IN their English version, the first two volumes of Prince von Bülow’SMemoirs (Little, Brown, $5.00 each) arrive on the full tide of their success on the Continent. The first succès de curiosité has grown into a deeper and more widespread welcome; the historical student frowns but the general reader has discovered that these full volumes are astonishingly readable — and they are destined (far more than is yet realized) for a permanent popularity.
All this is exactly what the author intended. The same ‘prestige policy’ which took the place of solid achievement in actual life his literary talent now applies toward the task of re-creating a lost reputation. From his precocious boyhood in the '60s until the Gotterdämmerung of 1918 he had participated in much, observed a good deal more, and had been told everything; he had met all the figures on the stage, and in a period of fifty years had heard, so to speak, every story in Europe. All Bülow’s innate gifts, all the accomplishments gained in his long career as man of the world, courtier, diplomat, and political leader, he has drawn upon to present an apologia in telling and effective fashion. Under the smoothest of glazing one may discern his trained experience in selecting what an audience will enjoy listening to; the light and graceful touch which turns even the heaviest affairs of state into sprightly anecdotes and tempting ‘inside’ revelations; the deft skill in constantly varying and shifting the point of interest; and the smooth urbanity in ignoring all unfavorable realities — all the traits of his most finished Reichstag manner. He adds to these an astonishing facility in brushing in portraits of those who appear in his narrative. The array is endless; each figure is posed and placed and colored to give exactly the desired effect in his background.

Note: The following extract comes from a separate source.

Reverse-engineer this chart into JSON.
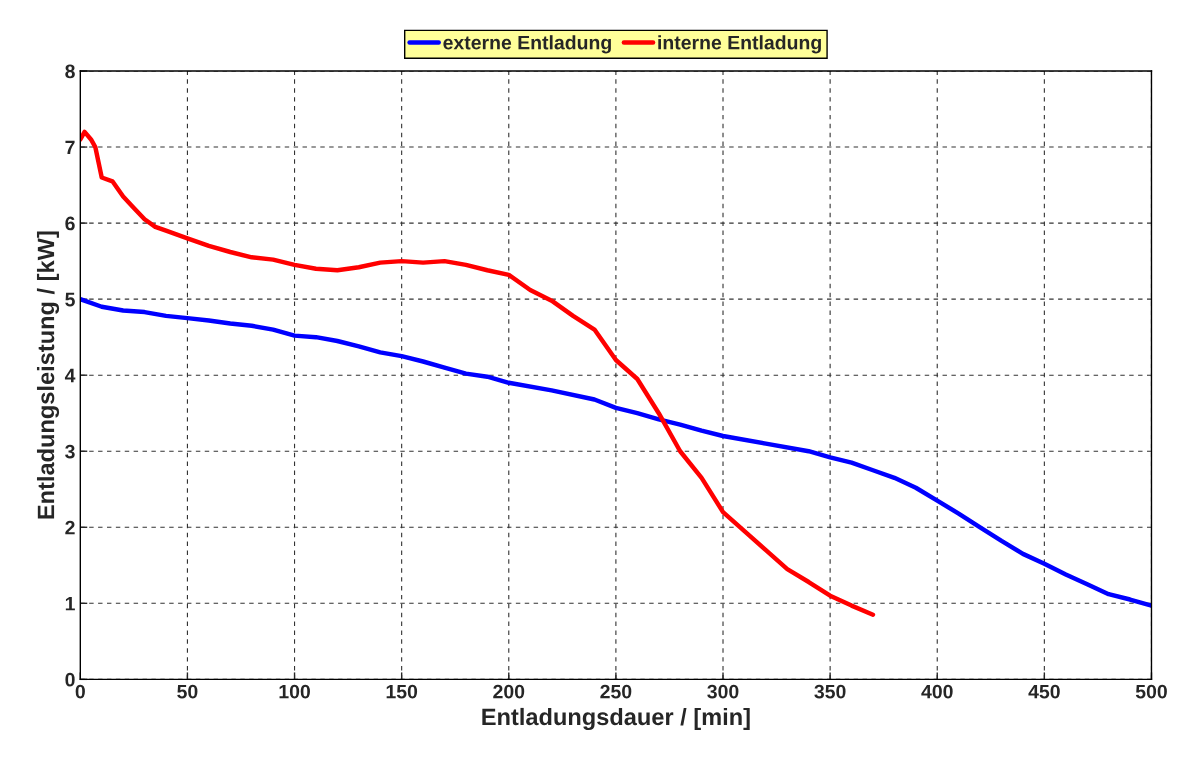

The book is not history, but an escape from history; not Bülow’s actual career, but the revised and amended course he would have followed in the light of afterwisdom. The claim of precise historical accuracy made by his literary executor is comically misleading; the present value of the book is due to the fact that this executor died before he could carry out his intention to revise and correct it. As a result we have, not a mass of accurate data, but Bülow’s own rearrangement of history; anyone could have gathered the data. His ‘errors’ are not slips, but basic necessities of his apologia — truer and more revealing in their way than the corrections so plentifully brought forward by critics. In the process of escaping from history Bülow has drawn an incomparable self-portrait; and in distributing the blame so generously upon those around him he has disclosed the inmost character of the régime he lived in — the very soul and spirit of the generation he personified.
It is not a pleasant picture, but in its own way unsparingly truthful. In the end, malgré lui, he has achieved an invaluable contribution to history.
The Memoirs are published in the order in which they were written. The first two cover the years of Bülow’s Ministerial career, from 1897 to his dismissal in 1909—the most flamboyant period of Weltpolitik and the most rhetorical phase of the Kaiser’s participation. The difficulties of the Kaiser’s character form a central thread of the story, but the digressions are too abundant, and much too entertaining, to be catalogued briefly. The intricacies of German party politics are reduced to a minimum, and the focus of interest ranges as far as America.